Hebrews 9:24-26, "For Christ is not entered into the holy places made with hands, which are the figures of the true; but into heaven itself, now to appear in the presence of God for us: Nor yet that he should offer himself often, as the high priest entereth into the holy place every year with blood of others; For then must he often have suffered since the foundation of the world: but now once in the end of the world hath he appeared to put away sin by the sacrifice of himself."

(A Black Stone and A Scarlet Thread

"And Aaron shall cast lots upon the two goats; one lot for the Lord, and the other lot for the scapegoat" (Lev.16:8 KJV).

There is much debate over exactly what kind of objects the lots were. However, the information found in the Babylonian Talmud and the Mishnah indicates that the lots were two stones—one white and one black. The white stone had the words “For the Lord” written on it, and the black stone had the words “For Azazal” (i.e., the goat that is sent away or banished) written on it.

These two stones were placed into a container and it was shaken; then, without looking into the container, the high priest would put his right hand into the container and draw out one of the lots.

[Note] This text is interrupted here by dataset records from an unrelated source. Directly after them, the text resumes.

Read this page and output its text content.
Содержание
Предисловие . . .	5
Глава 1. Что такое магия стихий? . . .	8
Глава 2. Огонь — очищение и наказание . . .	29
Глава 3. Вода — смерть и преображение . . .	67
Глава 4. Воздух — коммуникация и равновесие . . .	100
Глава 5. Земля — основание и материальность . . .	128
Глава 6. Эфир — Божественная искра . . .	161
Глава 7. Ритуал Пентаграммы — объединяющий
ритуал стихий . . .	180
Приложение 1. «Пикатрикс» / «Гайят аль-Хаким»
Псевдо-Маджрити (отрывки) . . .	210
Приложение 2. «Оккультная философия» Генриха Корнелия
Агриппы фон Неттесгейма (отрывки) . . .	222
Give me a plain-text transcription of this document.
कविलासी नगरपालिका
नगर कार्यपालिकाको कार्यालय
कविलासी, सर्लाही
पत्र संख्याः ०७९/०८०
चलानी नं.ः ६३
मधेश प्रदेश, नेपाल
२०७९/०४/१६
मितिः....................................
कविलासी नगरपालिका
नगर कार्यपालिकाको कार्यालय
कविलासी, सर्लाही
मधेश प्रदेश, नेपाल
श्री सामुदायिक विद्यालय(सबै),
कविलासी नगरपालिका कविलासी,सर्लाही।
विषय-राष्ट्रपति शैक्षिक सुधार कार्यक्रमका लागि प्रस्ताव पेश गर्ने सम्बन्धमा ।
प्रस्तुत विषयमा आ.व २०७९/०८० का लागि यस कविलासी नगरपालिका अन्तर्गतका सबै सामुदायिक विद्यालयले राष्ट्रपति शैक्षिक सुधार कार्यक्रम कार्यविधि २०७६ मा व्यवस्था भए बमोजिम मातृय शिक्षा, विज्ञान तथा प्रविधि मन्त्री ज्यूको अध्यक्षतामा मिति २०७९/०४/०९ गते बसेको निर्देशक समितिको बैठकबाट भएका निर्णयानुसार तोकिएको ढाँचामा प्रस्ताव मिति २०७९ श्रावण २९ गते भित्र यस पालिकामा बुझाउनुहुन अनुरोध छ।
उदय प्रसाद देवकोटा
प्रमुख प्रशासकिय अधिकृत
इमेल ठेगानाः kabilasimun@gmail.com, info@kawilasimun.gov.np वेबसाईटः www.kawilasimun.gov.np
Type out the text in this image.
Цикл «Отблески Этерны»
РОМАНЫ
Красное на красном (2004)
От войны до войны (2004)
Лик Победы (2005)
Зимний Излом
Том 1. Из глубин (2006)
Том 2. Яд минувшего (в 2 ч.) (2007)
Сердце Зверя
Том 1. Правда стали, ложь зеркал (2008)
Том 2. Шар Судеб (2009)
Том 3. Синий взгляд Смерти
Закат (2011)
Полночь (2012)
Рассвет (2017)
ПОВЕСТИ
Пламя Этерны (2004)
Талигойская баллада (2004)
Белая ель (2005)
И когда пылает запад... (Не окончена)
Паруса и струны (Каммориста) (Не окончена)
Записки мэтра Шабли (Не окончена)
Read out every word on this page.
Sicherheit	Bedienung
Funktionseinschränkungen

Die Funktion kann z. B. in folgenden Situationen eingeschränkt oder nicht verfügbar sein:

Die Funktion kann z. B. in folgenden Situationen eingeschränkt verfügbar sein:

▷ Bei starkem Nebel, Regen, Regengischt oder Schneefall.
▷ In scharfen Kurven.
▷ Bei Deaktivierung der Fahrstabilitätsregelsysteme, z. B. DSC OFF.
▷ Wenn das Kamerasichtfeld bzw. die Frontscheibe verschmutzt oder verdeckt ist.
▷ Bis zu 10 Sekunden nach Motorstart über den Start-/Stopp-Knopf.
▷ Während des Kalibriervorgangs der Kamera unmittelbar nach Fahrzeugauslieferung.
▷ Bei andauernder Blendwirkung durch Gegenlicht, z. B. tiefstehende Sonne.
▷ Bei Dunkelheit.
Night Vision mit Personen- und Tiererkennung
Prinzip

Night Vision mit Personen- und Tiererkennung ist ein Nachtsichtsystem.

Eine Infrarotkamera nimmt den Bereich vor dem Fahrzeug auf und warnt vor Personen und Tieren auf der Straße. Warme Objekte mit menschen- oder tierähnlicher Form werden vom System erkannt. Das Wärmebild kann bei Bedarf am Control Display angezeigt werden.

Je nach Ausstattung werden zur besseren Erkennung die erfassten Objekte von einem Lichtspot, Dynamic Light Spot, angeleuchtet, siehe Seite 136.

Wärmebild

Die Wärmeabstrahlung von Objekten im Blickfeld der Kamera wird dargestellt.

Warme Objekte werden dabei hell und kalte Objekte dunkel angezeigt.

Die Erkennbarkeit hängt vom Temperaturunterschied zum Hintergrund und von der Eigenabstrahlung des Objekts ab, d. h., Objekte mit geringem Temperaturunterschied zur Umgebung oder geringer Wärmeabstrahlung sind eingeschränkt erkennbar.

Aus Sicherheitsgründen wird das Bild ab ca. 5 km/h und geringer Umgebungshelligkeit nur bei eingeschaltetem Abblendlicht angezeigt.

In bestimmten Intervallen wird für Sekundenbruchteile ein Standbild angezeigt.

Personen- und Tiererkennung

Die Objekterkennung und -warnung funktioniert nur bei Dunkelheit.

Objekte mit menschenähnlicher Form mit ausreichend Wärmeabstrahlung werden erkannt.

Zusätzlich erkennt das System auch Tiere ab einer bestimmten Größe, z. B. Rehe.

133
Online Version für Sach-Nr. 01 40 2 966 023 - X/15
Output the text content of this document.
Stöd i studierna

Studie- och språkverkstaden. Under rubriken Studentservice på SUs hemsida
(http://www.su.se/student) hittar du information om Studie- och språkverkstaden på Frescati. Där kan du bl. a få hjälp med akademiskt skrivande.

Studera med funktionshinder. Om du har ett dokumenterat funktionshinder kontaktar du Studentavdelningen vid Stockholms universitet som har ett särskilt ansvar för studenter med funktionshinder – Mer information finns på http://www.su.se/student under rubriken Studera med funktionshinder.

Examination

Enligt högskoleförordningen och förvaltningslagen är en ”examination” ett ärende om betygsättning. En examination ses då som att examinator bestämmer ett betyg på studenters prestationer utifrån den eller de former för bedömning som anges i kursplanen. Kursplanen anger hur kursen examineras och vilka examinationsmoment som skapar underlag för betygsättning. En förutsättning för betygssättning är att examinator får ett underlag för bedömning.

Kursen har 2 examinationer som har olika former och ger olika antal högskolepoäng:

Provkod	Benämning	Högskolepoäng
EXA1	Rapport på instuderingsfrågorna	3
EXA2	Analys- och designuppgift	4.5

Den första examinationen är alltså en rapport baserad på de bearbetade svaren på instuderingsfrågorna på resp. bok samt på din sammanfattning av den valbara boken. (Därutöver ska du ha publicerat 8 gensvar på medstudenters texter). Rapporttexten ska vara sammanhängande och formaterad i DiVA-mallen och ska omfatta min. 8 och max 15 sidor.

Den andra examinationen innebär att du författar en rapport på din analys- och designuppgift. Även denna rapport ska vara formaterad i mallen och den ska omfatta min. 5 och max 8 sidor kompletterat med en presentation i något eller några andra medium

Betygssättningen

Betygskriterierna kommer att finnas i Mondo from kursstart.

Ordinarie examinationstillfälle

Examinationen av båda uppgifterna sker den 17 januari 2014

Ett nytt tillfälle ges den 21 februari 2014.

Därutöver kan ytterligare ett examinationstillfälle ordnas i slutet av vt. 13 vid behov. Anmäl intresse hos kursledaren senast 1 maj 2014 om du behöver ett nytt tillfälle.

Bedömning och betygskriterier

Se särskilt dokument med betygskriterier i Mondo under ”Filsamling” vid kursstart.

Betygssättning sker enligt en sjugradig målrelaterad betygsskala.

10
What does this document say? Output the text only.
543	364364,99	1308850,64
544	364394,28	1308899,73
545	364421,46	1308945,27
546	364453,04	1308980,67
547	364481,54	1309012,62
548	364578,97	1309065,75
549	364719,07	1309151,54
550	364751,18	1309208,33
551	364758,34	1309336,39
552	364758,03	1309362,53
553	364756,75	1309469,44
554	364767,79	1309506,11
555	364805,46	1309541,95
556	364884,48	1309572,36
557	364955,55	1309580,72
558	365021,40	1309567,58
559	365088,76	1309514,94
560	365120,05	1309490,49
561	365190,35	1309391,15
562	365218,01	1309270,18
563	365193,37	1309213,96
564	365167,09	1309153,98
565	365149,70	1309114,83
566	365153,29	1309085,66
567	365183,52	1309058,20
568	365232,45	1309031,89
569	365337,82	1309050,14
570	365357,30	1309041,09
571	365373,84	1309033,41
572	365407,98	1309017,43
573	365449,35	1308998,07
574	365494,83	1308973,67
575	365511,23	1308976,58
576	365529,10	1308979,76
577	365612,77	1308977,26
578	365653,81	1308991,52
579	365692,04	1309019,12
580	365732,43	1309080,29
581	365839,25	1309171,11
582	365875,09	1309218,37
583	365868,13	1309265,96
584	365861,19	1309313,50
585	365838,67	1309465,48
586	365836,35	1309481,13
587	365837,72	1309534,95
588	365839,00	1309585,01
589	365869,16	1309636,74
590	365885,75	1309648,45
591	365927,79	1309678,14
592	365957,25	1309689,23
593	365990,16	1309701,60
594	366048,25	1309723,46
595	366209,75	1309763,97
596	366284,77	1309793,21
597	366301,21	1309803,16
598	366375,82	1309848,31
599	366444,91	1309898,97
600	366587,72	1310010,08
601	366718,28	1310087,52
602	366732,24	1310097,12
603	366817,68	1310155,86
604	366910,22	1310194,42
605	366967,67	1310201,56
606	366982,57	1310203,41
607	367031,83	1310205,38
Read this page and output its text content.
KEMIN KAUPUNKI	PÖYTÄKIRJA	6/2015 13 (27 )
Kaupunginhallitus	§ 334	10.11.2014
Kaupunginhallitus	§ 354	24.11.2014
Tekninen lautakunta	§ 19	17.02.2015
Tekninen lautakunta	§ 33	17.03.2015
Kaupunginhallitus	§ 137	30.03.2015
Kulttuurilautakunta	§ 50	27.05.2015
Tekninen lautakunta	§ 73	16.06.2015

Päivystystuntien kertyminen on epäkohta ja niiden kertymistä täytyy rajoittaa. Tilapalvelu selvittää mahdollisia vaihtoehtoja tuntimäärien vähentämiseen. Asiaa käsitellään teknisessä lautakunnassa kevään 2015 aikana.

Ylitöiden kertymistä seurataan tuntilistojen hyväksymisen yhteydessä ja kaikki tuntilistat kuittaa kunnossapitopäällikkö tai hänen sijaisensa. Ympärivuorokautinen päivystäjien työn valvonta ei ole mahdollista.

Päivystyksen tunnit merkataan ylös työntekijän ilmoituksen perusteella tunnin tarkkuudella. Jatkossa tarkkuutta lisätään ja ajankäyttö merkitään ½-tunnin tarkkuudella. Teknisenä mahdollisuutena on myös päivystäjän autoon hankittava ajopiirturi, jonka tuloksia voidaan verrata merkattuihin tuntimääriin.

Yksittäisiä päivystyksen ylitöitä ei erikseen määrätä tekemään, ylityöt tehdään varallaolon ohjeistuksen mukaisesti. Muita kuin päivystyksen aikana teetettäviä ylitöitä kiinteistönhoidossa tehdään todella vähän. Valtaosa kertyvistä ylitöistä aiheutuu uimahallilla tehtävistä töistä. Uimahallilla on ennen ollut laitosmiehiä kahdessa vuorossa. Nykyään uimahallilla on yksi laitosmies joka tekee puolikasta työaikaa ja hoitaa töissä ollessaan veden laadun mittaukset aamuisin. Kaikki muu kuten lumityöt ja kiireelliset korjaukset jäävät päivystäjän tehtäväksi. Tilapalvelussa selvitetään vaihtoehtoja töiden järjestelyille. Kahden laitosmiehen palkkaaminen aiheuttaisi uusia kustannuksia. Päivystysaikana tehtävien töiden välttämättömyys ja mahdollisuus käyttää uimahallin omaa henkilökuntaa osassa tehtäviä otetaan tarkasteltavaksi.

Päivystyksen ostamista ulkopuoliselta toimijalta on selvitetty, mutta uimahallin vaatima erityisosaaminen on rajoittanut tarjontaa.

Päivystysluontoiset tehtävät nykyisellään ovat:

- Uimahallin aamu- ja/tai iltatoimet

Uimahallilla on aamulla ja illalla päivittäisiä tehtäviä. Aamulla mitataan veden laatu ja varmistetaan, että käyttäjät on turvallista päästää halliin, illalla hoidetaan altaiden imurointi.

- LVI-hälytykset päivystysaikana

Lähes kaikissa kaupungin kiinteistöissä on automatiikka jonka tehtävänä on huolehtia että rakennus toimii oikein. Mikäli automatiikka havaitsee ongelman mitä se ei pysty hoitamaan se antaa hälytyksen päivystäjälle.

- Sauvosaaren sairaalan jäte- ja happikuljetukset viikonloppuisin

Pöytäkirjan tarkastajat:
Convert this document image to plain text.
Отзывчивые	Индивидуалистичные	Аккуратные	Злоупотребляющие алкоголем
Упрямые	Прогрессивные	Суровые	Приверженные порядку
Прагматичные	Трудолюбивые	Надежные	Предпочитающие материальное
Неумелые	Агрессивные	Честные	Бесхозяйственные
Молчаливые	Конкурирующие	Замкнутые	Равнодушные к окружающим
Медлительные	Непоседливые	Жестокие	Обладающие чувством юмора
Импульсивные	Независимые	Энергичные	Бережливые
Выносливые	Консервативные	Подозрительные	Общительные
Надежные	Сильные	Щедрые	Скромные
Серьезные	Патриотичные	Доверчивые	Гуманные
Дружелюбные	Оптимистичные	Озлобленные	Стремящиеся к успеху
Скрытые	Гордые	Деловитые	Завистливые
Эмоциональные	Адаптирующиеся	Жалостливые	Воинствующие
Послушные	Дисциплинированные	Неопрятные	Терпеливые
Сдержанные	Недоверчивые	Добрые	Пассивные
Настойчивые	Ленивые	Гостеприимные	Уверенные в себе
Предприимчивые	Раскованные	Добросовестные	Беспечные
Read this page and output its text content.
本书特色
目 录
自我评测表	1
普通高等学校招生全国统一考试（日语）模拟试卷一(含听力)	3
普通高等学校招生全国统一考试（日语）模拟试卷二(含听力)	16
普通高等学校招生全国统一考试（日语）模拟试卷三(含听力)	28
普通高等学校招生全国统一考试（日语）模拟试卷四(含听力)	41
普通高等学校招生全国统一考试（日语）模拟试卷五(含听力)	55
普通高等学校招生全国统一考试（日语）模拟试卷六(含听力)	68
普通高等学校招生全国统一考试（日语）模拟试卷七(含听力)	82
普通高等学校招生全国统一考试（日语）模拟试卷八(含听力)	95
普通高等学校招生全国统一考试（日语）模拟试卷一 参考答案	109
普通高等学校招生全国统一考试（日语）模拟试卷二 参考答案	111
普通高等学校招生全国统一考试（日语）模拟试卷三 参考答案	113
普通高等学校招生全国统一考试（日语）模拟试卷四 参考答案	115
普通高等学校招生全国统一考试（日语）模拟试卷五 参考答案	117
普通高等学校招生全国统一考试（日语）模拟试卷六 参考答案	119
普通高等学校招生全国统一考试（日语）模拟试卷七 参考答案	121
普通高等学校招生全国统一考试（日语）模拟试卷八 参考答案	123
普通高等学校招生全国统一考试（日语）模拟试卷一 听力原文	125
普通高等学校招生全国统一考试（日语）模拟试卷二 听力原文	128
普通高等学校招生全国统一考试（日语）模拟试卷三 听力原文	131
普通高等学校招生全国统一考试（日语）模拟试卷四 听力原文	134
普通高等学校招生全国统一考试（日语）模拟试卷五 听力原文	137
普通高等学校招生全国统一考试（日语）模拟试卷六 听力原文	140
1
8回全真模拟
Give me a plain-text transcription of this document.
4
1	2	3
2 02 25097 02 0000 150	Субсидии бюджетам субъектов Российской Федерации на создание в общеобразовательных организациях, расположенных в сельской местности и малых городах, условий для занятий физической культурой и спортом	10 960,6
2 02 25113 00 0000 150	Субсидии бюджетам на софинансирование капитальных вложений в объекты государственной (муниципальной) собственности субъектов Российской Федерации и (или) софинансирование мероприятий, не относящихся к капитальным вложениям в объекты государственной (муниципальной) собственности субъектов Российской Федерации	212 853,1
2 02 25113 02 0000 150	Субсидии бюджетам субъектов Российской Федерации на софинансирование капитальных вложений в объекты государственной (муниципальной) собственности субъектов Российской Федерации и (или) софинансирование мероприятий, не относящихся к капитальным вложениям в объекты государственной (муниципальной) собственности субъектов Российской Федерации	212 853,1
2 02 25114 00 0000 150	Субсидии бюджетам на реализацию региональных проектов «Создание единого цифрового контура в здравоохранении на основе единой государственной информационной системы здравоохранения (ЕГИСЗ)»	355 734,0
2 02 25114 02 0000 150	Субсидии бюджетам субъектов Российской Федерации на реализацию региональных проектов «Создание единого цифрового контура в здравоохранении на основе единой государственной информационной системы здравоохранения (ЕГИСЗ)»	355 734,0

The Babylonian Talmud shows that, for two hundred years before 30 A.D., the first stone to appear in the right hand of the high priest randomly fluctuated each year between the white and black stone. One would expect this type of randomness, because God selected the more perfect goat to be slain for the sins of the people. But, beginning with the Day of Atonement in 30 A.D. (the year of the death and resurrection of Jesus Christ), the black stone appeared in the right hand of the high priest for the next 39 years.

The chances of the black stone (For Azazal) appearing 40 consecutive times in the right hand of the high priest is over a trillion to one according to Pascal's table of numerical odds.

The continual appearance of the black stone in the right hand of the high priest was surely a sign of God's displeasure with the House of Judah and a warning for them to repent.

The fulfillment of the prophetic black stone came after forty years of continuous warning when the Temple and Jerusalem were destroyed in 70 A. D. by the Roman Empire.

As much as I hate to use The Talmud, The Jews own writings state-

The Red Ribbon on the Head of the Scapegoat Turn White in 30 C.E

the Talmud states that there was a strip of scarlet-dyed wool tied to the head of the scapegoat2 which at times would turn white in the presence of the large crowd gathered at the Temple on the Day of Atonement. When this phenomenon occurred, the Jewish people perceived this miraculous transformation as a heavenly sign that their sins were forgiven. The Talmud relates, however, that 40 years before the destruction of the Second Temple the scarlet colored strip of wool did not turn white. The text of the Talmud which missionaries quote states,

The Rabbis taught that forty years prior to the destruction of the Temple the lot did not come up in the [high priest’s] right hand nor did the tongue of scarlet wool become white…

(Talmud, Tractate Yoma 39b) Words in red added by TG)

The Feast of Tabernacles (or Booths)

The feast of tabernacles commemorated their wandering forty years in the wilderness, but foreshadowed when they were given a judgment period of 40 years to repent before the destruction of Jerusalem. In contrast to the Day of Atonement, during which the Israelites were to afflict themselves, during this festival they are commanded to rejoice. This third great festival held at the end of the harvest prefigured when the redeemed rejoiced before God (Revelation 7:9-17). The harvest of faithful ones represented the final ingathering developed out of the waving of the first single sheaf (typifying the Lord Jesus Christ) on the first day of the week following Passover.